Tra FSL (Formazione Scuola-Lavoro) e attività extrascolastiche, offre i punti d'appoggio per valorizzare le vostre competenze ed evitare discorsi generici. Ecco la guida per capire come funziona passo dopo passo il nuovo colloquio.

Indice

  1. Cos’è il Curriculum dello studente
  2. Il ruolo del Curriculum all’orale di Maturità 2026
  3. Come funziona il nuovo orale di Maturità

Cos’è il Curriculum dello studente

Il Curriculum della studentessa e dello studente è il documento che descrive in modo strutturato l’intero profilo formativo del candidato

È consultabile e integrabile attraverso la piattaforma Unica del Ministero dell’Istruzione e del Merito ed è allegato al diploma nella versione definitiva dopo il superamento dell’Esame di Stato

Il Curriculum si compone di quattro parti:

  1. Istruzione e formazione: raccoglie le informazioni sul percorso di studi (piano di studi, eventuali esami di idoneità o integrativi, credito scolastico), le esperienze di PCTO, eventuali apprendistati, il tipo di diploma conseguito, il livello EQF, il punteggio finale dell’Esame di Stato e il profilo di indirizzo.

  2. Certificazioni: linguistiche, informatiche e altre certificazioni conseguite, inserite tramite l’E-Portfolio.

  3. Attività extrascolastiche: attività professionali, culturali, artistiche, musicali, sportive, di cittadinanza attiva e volontariato, oltre a eventuali pubblicazioni, partecipazioni a gare e concorsi o altre esperienze significative svolte fuori dall’ambito scolastico.

  4. Prove Invalsi (novità 2026): i risultati delle Prove Invalsi di Italiano, Matematica e Inglese entrano. Ma attenzione: i dati non saranno visibili alla commissione durante la Maturità. Verranno allegati al diploma finale solo dopo la conclusione dell'esame.

Il Curriculum, quindi, fotografa competenze, interessi, esperienze formali e non formali che hanno contribuito a definire il profilo dello studente.

Il ruolo del Curriculum all’orale di Maturità 2026

Con la riforma dell’orale, dicevamo, il colloquio si apre con una riflessione personale dello studente sul proprio percorso. Non c’è più uno spunto fornito dalla commissione: il candidato prende la parola e costruisce un discorso autonomo.

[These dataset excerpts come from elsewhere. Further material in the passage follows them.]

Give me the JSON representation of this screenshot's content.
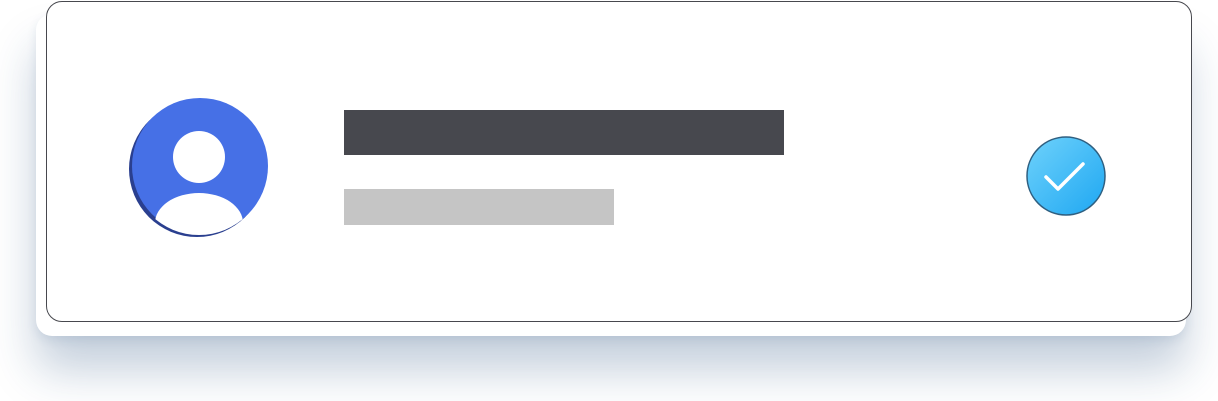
{
  "card": {
    "avatar_icon": "user-avatar-icon",
    "name_placeholder": "",
    "subtitle_placeholder": "",
    "status_icon": "checkmark-icon",
    "status_selected": true
  },
  "colors": {
    "avatar_fill": "#4670e6",
    "avatar_dark": "#2a3f8f",
    "name_bar": "#47484e",
    "subtitle_bar": "#c5c5c5",
    "check_gradient_start": "#6fd2fb",
    "check_gradient_end": "#1ea7f2",
    "card_border": "#47484e"
  }
}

In questa prima fase il Curriculum diventa uno strumento operativo. Non viene “interrogato” voce per voce, ma offre punti di appoggio concreti: attività svolte, certificazioni conseguite, esperienze di PCTO, progetti, ruoli di rappresentanza, eventuali esperienze all’estero. Da qui può partire una riflessione su:

  • competenze sviluppate;

  • evoluzione del metodo di studio;

  • consapevolezza maturata negli anni;

  • collegamento tra esperienze scolastiche ed extrascolastiche.

In altre parole, la presentazione dello studente è una lettura critica del proprio percorso. Il Curriculum aiuta a evitare discorsi generici e a fondare la riflessione su elementi verificabili e documentati.

Come funziona il nuovo orale di Maturità

Dopo la riflessione iniziale, il colloquio prosegue con le altre fasi previste per il 2026.

La commissione propone domande e approfondimenti sulle quattro discipline oggetto d’esame, individuate nel mese di gennaio. L’obiettivo è verificare conoscenze, metodo disciplinare, capacità di collegamento tra i saperi e autonomia argomentativa.

Durante il colloquio vengono poi esaminate le esperienze di PCTO o attività assimilabili, attraverso una breve relazione o un elaborato (anche multimediale) che metta in relazione l’esperienza con il percorso di studi.

È prevista inoltre la verifica delle competenze di educazione civica, sulla base del curricolo d’istituto e delle attività indicate nel documento del consiglio di classe.

Il colloquio comprende anche la discussione delle prove scritte, integrata nel dialogo con la commissione.

Infine, nel caso in cui il candidato interno abbia riportato 6 in condotta, è prevista la trattazione di un elaborato critico su cittadinanza attiva e solidale assegnato dal consiglio di classe.